In a separate presentation, Karen E. Joynt, MD, MPH, associate physician, Brigham and Women’s Hospital, and instructor in medicine, Harvard Medical School, discussed the potential for ACOs to limit access to care. While the shift away from fee for service is warranted, no one really knows what impact the new incentives will have. The ACO design attempts to better align incentives; however, there is an inherent incentive for ACOs to include only physician networks that serve the healthiest populations. The quality measures include some outcomes-based measures. “You can’t restrict access outside MDs,” said Dr Joynt. “You can’t refer [patients] to lower price providers. You have to lower utilization to save money.” Hopefully, she said, this will lead to reductions in unnecessary rather than necessary procedures and hospitalizations. Under the ACO model, “The most effective way to improve outcomes and reduce cost is to avoid sick patients.”
Dr Joynt also spoke about stakeholder alignment.
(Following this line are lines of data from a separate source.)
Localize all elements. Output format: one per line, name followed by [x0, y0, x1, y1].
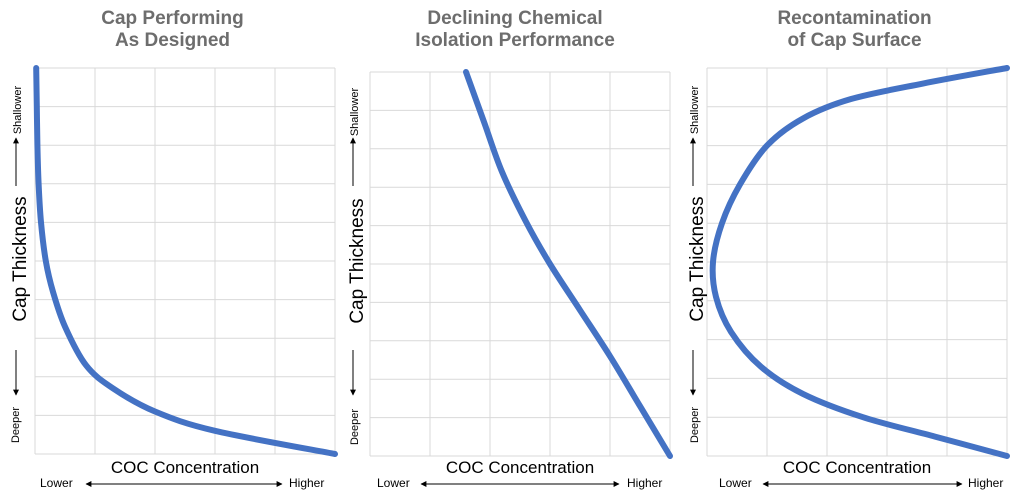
- x-low-label: Lower: [40, 476, 73, 490]
- chart-title-line-2: Isolation Performance: [415, 30, 615, 51]
- y-bottom-label: Deeper: [689, 406, 701, 444]
- plot-area: [690, 65, 1010, 487]
- x-high-label: Higher: [289, 476, 325, 490]
- chart-panel-recontamination: Recontamination of Cap Surface COC Conce…: [685, 0, 1024, 498]
- chart-title: Recontamination of Cap Surface: [685, 8, 1024, 52]
- chart-title-line-1: Cap Performing: [101, 8, 244, 29]
- y-top-label: Shallower: [689, 85, 701, 135]
- y-bottom-label: Deeper: [349, 408, 361, 446]
- chart-title-line-1: Recontamination: [777, 8, 932, 29]
- plot-area: [350, 69, 673, 487]
- x-high-label: Higher: [627, 476, 663, 490]
- y-top-label: Shallower: [349, 87, 361, 137]
- x-low-label: Lower: [377, 476, 410, 490]
- plot-area: [13, 65, 338, 487]
- y-top-label: Shallower: [12, 85, 24, 135]
- y-axis-label: Cap Thickness: [347, 198, 368, 324]
- x-axis-label: COC Concentration: [782, 458, 932, 477]
- x-low-label: Lower: [719, 476, 752, 490]
- x-high-label: Higher: [968, 476, 1004, 490]
- chart-panel-cap-performing: Cap Performing As Designed COC Concentra…: [0, 0, 345, 498]
- data-series-line: [463, 69, 673, 459]
- y-axis-label: Cap Thickness: [687, 196, 708, 322]
- y-bottom-label: Deeper: [10, 406, 22, 444]
- chart-title: Declining Chemical Isolation Performance: [345, 8, 685, 52]
- x-axis-label: COC Concentration: [110, 458, 260, 477]
- y-axis-label: Cap Thickness: [10, 196, 31, 322]
- chart-title-line-2: of Cap Surface: [787, 30, 922, 51]
- chart-title: Cap Performing As Designed: [0, 8, 345, 52]
- chart-panel-declining-isolation: Declining Chemical Isolation Performance…: [345, 0, 685, 498]
- data-series-line: [709, 65, 1010, 459]
- x-axis-label: COC Concentration: [445, 458, 595, 477]
- chart-title-line-2: As Designed: [114, 30, 231, 51]
- chart-title-line-1: Declining Chemical: [427, 8, 603, 29]
- data-series-line: [33, 65, 338, 457]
She said that the fee-for-service model aligned the patient and provider, but this will change under the ACO. Under fee for service, the provider was incentivized to “do more and bill more.” The insurer’s incentives are at odds with this. “The provider and patients kind of fight together against the insurers.” To meet ACO cost targets, the insurance companies and providers are both incentivized to spend less and keep patients out of hospitals. “There is a real risk that patients will be left out in the cold,” she said. The ACO model is new, she said, so there is no evidence as to what will actually occur. “We don’t know if this will happen,” she said. However, she stated that other quality-based programs have shown some evidence of risk aversion. Stakeholders should be aware of the potential for this unintended consequence to occur and should track data going forward with this in mind. “Risk aversion is a real possibility,” Dr Joynt stated.